Really looking forward to the day nvidia drivers properly support wayland. Getting tons of bugs, stutters, and general usability issues with plasma wayland on my 3060. X11 just works on the other hand, even with multiple monitors running at different refresh rates (something a friend of mine said X11 doesn’t work well with). But I want all the nice benefits wayland offers.
I genuinely tried Gnome and started to like it but a very minor update broke all of my QoL extensions and only 1/8th of them were updated. It’s lacking so many features that it’s just a bad DE all around : snapping windows in quarters anyone ? Why isn’t it already an option ? GNOME devs need to touch grass and listen to the actual users.
Gnome devs will never listen to criticism. Even if you do a MR it might get denied because it contraricts with the “Gnome way”. Just use KDE and live an happy life. KDE can be easily modified to look like Gnome and have all the QOLs you need.
GNOME devs need to touch grass and listen to the actual users.
I totally agree. However, interacting with any gnome devs is like pulling teeth. They keep making bad decisions to be ‘different’ and make their jobs easier, then when those decisions turn out to be bad they have to walk them back but never admit fault.
Being able to move the dock is fine example of this.
It’s like they want Apple’s lack of customization but can’t provide a competitive default (because they suck at their jobs.)
Lol, how does this change the fact their work stinks? Maybe if they didn’t suck at designing the hate would stop? Nah, guilt trip the users instead, that’ll fix it. Free crap is still crap, and pointing it out isn’t a sin. If the devs can’t deal with that, maybe they should go home and cry about it instead of further shitting up the code.

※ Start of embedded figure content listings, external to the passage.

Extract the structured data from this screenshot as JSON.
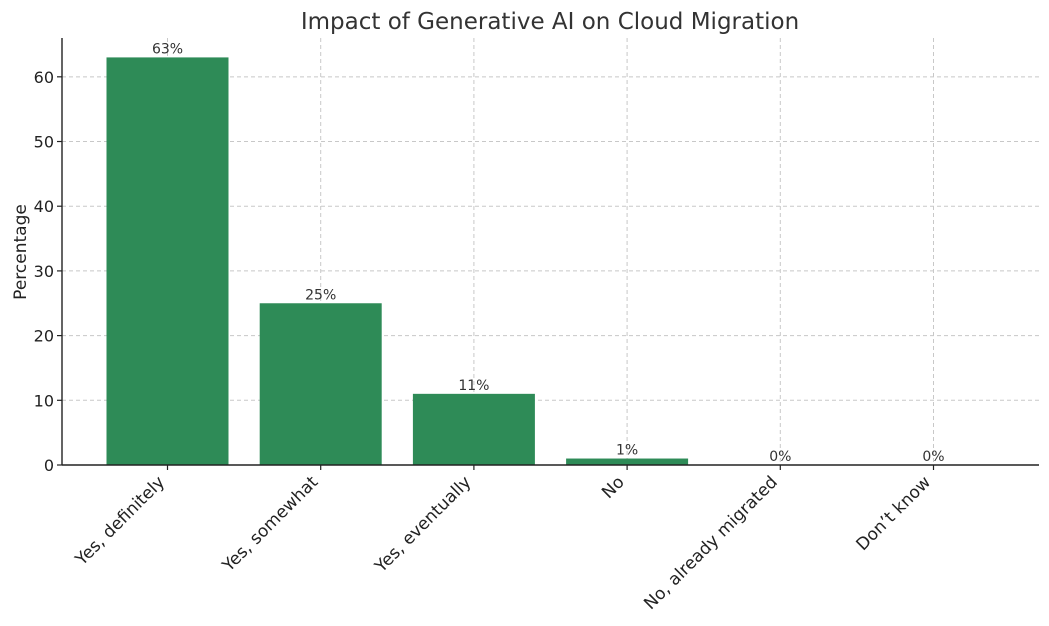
{
  "chart_data": {
    "type": "bar",
    "title": "Impact of Generative AI on Cloud Migration",
    "xlabel": "",
    "ylabel": "Percentage",
    "categories": [
      "Yes, definitely",
      "Yes, somewhat",
      "Yes, eventually",
      "No",
      "No, already migrated",
      "Don’t know"
    ],
    "values": [
      63,
      25,
      11,
      1,
      0,
      0
    ],
    "data_labels": [
      "63%",
      "25%",
      "11%",
      "1%",
      "0%",
      "0%"
    ],
    "ylim": [
      0,
      66
    ],
    "yticks": [
      0,
      10,
      20,
      30,
      40,
      50,
      60
    ],
    "grid": true,
    "bar_color": "#2e8b57"
  }
}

Devs don’t owe users anything? Guess what, users don’t owe devs shit either. If they don’t like criticism, tough tittys, cause shit code will be criticized, which is why Gnome is still considered a joke.
To be fair the extension developers were given quite a while to update their extensions to use JavaScript modules instead of the custom GNOME solution. This was actually a change for the better and unlikely to happen again which should make extension development easier. As for better tiling look up their mosaic thing which was announced a while ago, though I’m unsure as to how soon that will come out.
Also try to remember that GNOME is developed mostly by volunteers who frankly owe you nothing
I hope this isn’t going to be the default. I know, the average granny might prefer to have a BSOD with a QR code, but I think a lot of the people who are more tech-savvy, like me, would prefer to see log messages when booting because then you could see which service failed and why or why it’s all of a sudden taking so long to boot. That’s also why I choose not to have a splash screen when booting.
Anyways, this BSOD thing doesn’t apply to me because I use Gentoo with OpenRC.